In 2002, he was made a fellow of the Computer History Museum for "his accomplishments in the commercialization of desktop publishing with John Warnock and for innovations in scalable type, computer graphics and printing."

In October 2006, Geschke, along with co-founder John Warnock received the annual AeA Medal of Achievement, making them the first software executives to receive this award. In 2008 he received the Computer Entrepreneur Award from the IEEE Computer Society. He also won the 2008 National Medal of Technology and Innovation, awarded by President Barack Obama. On October 15, 2010, the Marconi Society co-awarded Geschke and Warnock the Marconi Prize.

On Sunday, May 20, 2012, Geschke delivered the commencement speech at John Carroll University in University Heights, Ohio, where he had been a mathematics professor early in his career and was awarded an honorary doctorate of Humane Letters.

==Affiliations==
Geschke was on the boards of the San Francisco Symphony, the National Leadership Roundtable on Church Management, the Commonwealth Club of California, Tableau Software, the Egan Maritime Foundation, and the Nantucket Boys and Girls Club. He was also a member of the computer science advisory board at Carnegie Mellon University.

In 1995, he was elected to the National Academy of Engineering. In 2008, he was elected to the American Academy of Arts and Sciences. In 2010, he completed his term as Chairman of the Board of Trustees of the University of San Francisco. In 2012, he was elected to the American Philosophical Society.

==Personal life==
Geschke was a Catholic and met his wife Nancy "Nan" McDonough at a religious conference on social action in the spring of 1961. They married in 1964. Both were graduates of Catholic institutions. In 2012 they received the St. Elizabeth Ann Seton Award from the National Catholic Educational Association (NCEA) for their contributions to Catholic education.

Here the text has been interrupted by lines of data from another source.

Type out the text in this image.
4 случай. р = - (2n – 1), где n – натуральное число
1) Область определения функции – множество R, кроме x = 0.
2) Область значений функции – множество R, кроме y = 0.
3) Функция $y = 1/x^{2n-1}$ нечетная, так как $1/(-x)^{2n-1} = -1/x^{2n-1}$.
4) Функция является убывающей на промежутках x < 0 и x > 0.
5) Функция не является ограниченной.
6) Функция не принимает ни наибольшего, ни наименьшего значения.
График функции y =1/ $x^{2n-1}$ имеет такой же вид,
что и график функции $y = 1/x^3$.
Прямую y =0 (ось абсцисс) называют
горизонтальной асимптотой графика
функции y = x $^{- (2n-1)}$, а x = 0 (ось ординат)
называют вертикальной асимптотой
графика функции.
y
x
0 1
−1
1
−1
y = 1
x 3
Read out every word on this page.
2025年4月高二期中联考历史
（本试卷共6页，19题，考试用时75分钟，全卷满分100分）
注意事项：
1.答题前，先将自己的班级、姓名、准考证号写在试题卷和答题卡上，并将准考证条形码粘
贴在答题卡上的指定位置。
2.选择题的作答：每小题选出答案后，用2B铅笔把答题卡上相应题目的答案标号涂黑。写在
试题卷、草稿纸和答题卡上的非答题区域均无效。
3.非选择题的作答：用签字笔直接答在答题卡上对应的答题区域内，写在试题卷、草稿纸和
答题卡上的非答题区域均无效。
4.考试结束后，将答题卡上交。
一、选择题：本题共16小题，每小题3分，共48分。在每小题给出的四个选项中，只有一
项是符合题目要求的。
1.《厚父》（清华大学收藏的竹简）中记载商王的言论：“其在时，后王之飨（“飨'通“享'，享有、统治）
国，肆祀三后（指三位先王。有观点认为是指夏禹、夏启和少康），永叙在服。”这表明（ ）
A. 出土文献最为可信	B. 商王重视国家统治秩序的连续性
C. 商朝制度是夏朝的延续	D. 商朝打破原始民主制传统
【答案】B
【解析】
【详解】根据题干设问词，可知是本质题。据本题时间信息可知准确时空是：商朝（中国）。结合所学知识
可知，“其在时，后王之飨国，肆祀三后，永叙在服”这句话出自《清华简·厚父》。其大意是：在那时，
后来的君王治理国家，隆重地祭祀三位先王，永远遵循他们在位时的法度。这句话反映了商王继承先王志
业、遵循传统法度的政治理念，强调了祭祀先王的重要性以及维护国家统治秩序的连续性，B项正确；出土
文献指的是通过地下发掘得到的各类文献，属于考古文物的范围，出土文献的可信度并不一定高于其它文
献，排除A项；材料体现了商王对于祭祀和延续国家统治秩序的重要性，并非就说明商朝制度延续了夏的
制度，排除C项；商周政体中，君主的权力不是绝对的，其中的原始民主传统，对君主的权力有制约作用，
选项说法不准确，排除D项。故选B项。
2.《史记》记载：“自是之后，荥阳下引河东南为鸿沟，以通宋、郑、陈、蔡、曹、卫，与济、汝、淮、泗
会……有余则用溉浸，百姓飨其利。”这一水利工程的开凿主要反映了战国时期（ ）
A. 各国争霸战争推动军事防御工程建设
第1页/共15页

Geschke's mother was a bankruptcy court paralegal. Both Geschke's father and paternal grandfather worked as letterpress photo engravers. Geschke's father helped during the early days of Adobe by checking color separation work with his engraver's loupe. Geschke described his father's acknowledgment of the high quality of the halftone patterns as "a wonderful moment".

== Death ==
Geschke, a longtime resident of Los Altos, died on April 16, 2021, at the age of 81. The cause of death was cancer.

He is survived by his wife, three children and seven grandchildren.